There are other factors that regulate PT cell proliferation. Endothelin-1 (ET-1) acts as a mitogen in a variety of cell types, and ET-1 mRNA and protein are highly expressed in the PT chief cells (13), as are ET-1 receptors. In hypocalcemic rats, ET-1 increases in PT cells. Because this effect can be blocked using an ET-1 receptor antagonist (14), it appears that ET-1 acts in an autocrine fashion to induce PT cell proliferation. In human PTs and uremic rats, this PT cell proliferation correlates with an increase in TGF-α levels (15, 16).
These findings suggest some potential regulators of the proliferative response, but it has been difficult to define the sequence of events precisely, because, in the experimental models available, only a small percentage of the cells enter the cell cycle. The transgenic mice created by Imanishi et al. in this issue of the JCI provide a welcome model that may be better suited to studying this response (2). These authors created transgenic mice in which cyclin D1 is specifically expressed in the PT, under control of a 5.1 kb upstream region of PTH. As expected, the transgenic mice develop HPTH, with large hyperplastic and, in some cases, adenomatous glands.
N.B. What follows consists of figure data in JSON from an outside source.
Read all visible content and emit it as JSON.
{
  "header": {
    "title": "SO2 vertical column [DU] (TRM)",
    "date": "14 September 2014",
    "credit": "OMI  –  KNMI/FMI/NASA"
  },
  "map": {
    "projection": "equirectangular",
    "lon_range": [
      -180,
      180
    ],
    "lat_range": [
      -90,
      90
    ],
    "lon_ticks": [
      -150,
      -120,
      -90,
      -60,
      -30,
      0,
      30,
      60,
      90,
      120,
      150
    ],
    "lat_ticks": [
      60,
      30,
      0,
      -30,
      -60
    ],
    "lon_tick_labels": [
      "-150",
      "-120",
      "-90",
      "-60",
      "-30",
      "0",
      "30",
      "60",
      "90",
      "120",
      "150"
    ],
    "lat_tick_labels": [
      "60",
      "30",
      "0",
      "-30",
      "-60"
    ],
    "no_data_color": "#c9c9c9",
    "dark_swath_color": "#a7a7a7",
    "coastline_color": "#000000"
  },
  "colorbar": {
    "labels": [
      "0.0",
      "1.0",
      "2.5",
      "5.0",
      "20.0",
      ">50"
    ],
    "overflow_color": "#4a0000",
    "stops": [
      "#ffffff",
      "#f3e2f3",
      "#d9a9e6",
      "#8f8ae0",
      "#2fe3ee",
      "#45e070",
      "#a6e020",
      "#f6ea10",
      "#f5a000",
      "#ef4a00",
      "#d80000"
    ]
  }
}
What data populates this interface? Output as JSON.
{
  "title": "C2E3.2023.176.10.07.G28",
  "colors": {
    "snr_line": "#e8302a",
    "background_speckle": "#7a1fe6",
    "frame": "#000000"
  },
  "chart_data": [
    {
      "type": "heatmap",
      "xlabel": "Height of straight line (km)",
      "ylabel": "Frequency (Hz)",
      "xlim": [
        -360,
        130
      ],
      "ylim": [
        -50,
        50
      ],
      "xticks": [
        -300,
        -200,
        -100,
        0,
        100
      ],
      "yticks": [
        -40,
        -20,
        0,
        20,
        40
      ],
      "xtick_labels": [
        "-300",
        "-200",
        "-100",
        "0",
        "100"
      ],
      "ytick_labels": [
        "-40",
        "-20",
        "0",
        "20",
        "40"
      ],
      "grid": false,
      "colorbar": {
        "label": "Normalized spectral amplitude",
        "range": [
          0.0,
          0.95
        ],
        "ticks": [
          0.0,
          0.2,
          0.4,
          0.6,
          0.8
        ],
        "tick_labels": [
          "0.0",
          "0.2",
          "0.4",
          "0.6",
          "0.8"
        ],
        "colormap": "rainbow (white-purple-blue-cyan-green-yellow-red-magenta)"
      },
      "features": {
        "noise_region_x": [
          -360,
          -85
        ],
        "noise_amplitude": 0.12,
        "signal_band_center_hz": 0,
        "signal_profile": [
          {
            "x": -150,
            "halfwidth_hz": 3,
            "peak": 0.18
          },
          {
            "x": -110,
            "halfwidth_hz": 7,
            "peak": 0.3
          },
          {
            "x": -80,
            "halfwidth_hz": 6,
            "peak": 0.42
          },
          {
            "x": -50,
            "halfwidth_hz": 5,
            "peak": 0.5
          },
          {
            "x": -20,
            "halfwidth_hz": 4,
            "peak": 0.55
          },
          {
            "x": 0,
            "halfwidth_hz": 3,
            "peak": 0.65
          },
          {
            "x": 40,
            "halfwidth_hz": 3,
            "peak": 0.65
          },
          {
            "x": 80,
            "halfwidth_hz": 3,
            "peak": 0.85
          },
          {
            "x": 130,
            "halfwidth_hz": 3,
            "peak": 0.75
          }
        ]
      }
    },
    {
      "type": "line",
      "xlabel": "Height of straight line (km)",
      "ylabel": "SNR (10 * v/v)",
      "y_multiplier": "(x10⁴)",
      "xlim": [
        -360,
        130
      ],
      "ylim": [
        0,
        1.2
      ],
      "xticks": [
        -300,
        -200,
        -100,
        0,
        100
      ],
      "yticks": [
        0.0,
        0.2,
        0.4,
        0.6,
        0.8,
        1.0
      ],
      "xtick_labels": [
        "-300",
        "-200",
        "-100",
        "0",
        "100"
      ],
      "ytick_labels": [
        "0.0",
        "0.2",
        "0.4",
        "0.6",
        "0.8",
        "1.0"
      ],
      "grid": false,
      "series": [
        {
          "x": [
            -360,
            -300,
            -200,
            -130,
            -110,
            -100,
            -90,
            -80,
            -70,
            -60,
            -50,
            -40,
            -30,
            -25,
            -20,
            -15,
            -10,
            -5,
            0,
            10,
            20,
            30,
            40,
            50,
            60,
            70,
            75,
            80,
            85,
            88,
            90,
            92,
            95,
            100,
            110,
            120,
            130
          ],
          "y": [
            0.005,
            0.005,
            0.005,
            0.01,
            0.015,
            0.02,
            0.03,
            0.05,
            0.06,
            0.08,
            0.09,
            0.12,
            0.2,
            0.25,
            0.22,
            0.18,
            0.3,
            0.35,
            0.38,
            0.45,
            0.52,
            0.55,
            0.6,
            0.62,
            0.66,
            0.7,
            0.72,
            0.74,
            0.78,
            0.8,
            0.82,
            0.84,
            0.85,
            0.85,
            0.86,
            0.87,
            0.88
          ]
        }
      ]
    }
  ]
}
These mice were then used to study in vivo parameters of PTH physiology. PTH secretion, as measured by the concentration of serum calcium needed to half-maximally suppress PTH secretion (calcium setpoint) is increased in the HPTH mice, similar to the findings in patients with primary or secondary HPTH. Furthermore, expression of the CaSR protein is decreased in the hyperplastic PTs, as has been found in patients. However, now it is clear that this decrease is a secondary phenomenon and not a cause of the HPTH. The bone histomorphometric findings in these animals are of particular interest: Much like patients with primary HPTH, these transgenic mice exhibit a high turnover of bone and substantial cortical bone resorption. In humans, the resultant bone loss often serves as an indication to recommend parathyroidectomy.
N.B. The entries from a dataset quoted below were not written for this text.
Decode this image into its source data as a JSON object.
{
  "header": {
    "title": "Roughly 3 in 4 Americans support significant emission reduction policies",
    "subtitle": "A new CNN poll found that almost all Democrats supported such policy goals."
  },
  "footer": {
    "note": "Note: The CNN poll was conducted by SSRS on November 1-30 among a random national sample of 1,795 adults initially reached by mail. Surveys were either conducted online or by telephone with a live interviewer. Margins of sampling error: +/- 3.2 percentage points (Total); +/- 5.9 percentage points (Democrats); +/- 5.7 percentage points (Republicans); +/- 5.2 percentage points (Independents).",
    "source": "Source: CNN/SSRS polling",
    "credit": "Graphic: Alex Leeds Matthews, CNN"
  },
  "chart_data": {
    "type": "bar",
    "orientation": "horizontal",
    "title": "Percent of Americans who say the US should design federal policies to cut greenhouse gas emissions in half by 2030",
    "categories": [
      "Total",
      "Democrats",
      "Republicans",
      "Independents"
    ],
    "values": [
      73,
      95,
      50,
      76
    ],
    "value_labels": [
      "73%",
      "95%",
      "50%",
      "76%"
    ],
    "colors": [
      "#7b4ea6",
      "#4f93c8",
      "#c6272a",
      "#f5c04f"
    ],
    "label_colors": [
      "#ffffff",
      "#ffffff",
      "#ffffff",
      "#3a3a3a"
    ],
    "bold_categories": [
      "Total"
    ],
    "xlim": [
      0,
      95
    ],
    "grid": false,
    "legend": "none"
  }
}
There are other questions in PT biology that may now be tackled in this model. Is the vitamin D receptor decreased in the PTs? How does the PT cell progress from hypertrophy to hyperplasia? What is the effect of antiresorptive agents on bone disease? Finally, how might PTH expression be induced for therapeutic purposes? For instance, since PTH is a powerful bone anabolic agent with potential for the treatment of osteoporosis, it might be beneficial to increase the secretion of endogenous PTH rather than relying on daily hormone injections. Advances in basic PT biology, as in the present study, will provide the tools for discovering such therapeutic strategies.